Lust an der Provokation
Günter Mast war nie an Jägermeister beteiligt, das Unternehmen gehört bis heute einem anderen Zweig der Familie. Laut Recherchen der deutschen Plattform «Correctiv» hinterliess er seinen drei Söhnen dennoch ein Millionenvermögen. Laut juristischen Dokumenten, die SonntagsBlick einsehen konnte, erbten sie insgesamt mindestens 18 Millionen Euro, wovon Henning Mast 36 Prozent erhielt, darunter ein 600 Hektar grosses Forstgut in Oberbayern.
Was ist sein Antrieb, um mit medizinischen Gutachten, die Existenzen vernichten können, weitere Millionen zu machen?
Mast junior findet diese Frage «paradox». «Warum sollte ein vermeintlich wohlhabender Mensch nicht arbeiten wollen?», fragt er zurück.
Von seinem Vater hat er nicht nur viel Geld geerbt, sondern auch die Lust an der Provokation. «Schweizer Woke-Medizin», lautete der Titel eines Artikels, den er im Juni in der «Weltwoche» publizierte. Darin behauptete der Mediziner, dass «zeitgeistige Krankheitsdefinitionen» das Versicherungssystem belasteten. Neustes Beispiel sei «Long Covid».

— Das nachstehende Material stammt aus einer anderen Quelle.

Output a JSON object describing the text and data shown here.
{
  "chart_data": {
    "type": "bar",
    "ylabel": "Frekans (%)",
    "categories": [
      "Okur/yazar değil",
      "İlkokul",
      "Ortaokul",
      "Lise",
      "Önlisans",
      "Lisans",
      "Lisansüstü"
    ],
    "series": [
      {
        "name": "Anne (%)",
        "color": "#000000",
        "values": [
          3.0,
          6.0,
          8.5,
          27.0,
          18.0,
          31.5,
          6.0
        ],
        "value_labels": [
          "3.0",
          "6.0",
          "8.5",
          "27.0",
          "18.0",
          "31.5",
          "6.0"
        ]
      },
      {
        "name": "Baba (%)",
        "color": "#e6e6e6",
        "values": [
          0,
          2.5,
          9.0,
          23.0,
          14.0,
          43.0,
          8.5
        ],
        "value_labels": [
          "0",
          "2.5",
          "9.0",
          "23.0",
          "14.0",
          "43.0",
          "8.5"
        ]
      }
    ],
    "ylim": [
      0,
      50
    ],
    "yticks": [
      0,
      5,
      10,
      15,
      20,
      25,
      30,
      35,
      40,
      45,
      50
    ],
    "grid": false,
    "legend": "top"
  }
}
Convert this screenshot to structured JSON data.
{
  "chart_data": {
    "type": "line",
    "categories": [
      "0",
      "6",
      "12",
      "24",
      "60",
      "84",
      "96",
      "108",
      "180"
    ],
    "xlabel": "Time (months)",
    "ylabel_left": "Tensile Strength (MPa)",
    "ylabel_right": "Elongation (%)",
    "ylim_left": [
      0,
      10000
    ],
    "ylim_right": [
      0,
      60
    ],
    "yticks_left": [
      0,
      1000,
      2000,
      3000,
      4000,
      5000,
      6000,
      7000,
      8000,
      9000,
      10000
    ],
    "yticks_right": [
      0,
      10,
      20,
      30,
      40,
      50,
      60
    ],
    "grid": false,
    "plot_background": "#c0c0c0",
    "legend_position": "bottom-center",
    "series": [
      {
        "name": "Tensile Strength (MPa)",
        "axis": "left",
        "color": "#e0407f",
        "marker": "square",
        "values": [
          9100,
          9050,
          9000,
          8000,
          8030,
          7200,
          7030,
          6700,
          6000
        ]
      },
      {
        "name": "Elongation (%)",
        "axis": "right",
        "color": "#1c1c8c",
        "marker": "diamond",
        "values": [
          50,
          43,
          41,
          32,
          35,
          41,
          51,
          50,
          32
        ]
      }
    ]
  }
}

Kliniken gehen auf Distanz
Es sind Aussagen wie diese, mit denen sich Mast immer weiter ins Abseits manövriert. Referierte er 2022 noch an einer Veranstaltung der Berliner Gesellschaft für Neurologie und Psychiatrie über «Die Definition von Gesundheit», betont deren Vorsitzender heute: «Zu keinem Zeitpunkt bestand oder besteht eine vertragliche Zusammenarbeit, noch ist zukünftig ein weiterer Vortrag oder eine Zusammenarbeit bei uns in der Gesellschaft geplant.»
Die Hirslanden Klinik Im Park und die Schwindelklinik in Zürich, bei denen Mast bis vor kurzem auf der Website zu finden war, gehen ebenfalls auf Distanz. «Die Zusammenarbeit wurde Ende 2022 beendet», sagt eine Hirslanden-Sprecherin, ohne Gründe zu nennen. Die Inhaberin der Schwindelklinik erklärt: «Wir hatten vor einigen Jahren Herrn Prof. Mast in seiner Funktion als Neurologe für konsiliarische Fragen in unser Netzwerk aufgenommen, aber seine Leistungen nie beansprucht.»
Im Internet ist zudem eine Praxis in Berlin zu finden, im britischen Unternehmensregister die «London Medico-Legal Limited», die Mast gehören. Wo ist er sonst noch tätig?
Seine Antwort: «Bedingt durch meine internationale berufliche Laufbahn der letzten 50 Jahre und meine Beiträge zur neurologischen Wissenschaft, Behandlung und Versicherungsmedizin haben sich vielfältige universitäre und andere berufliche Verbindungen unter anderem in den USA, Deutschland, UK, Nigeria, Israel und der Schweiz sowie mit internationalen Fachzeitschriften ergeben.»
Weniger IV-Rentner trotz grösserer Gesamtbevölkerung
Er sei daher als Vortragsredner gefragt. «All dies kann sich auch in nicht selten unvollständigen oder nicht mehr aktuellen Angaben im Internet widerspiegeln und bedarf (leider) auch mehr als einer Wohnung.»
In Zürich hat Mast ebenfalls eine private Bleibe, keine zehn Gehminuten vom PMEDA-Sitz entfernt. Mast will diese Standorte auch in Zukunft nutzen: «Die sozialen Sicherungssysteme sehen wir als wertvolle Einrichtungen, die des Schutzes durch eine sorgfältige Prüfung oft komplexer medizinischer Sachverhalte bedürfen. Hierzu möchte PMEDA weiterhin beitragen.» Versicherungen wie die IV basierten darauf, dass nur gerechtfertigte Leistungen ausbezahlt werden. «Wird dieses Prinzip ausgehöhlt, ist dies ein direkter Angriff auf die Prämienzahlenden.»
Das ist unbestritten. Tatsache ist aber auch, dass die Anzahl der gesprochenen IV-Renten in den vergangenen Jahren deutlich zurückgegangen ist.
2006 zählte die Schweiz 250'000 IV-Rentner. 2022 waren es nur noch 220'000 – trotz deutlich grösserer Gesamtbevölkerung.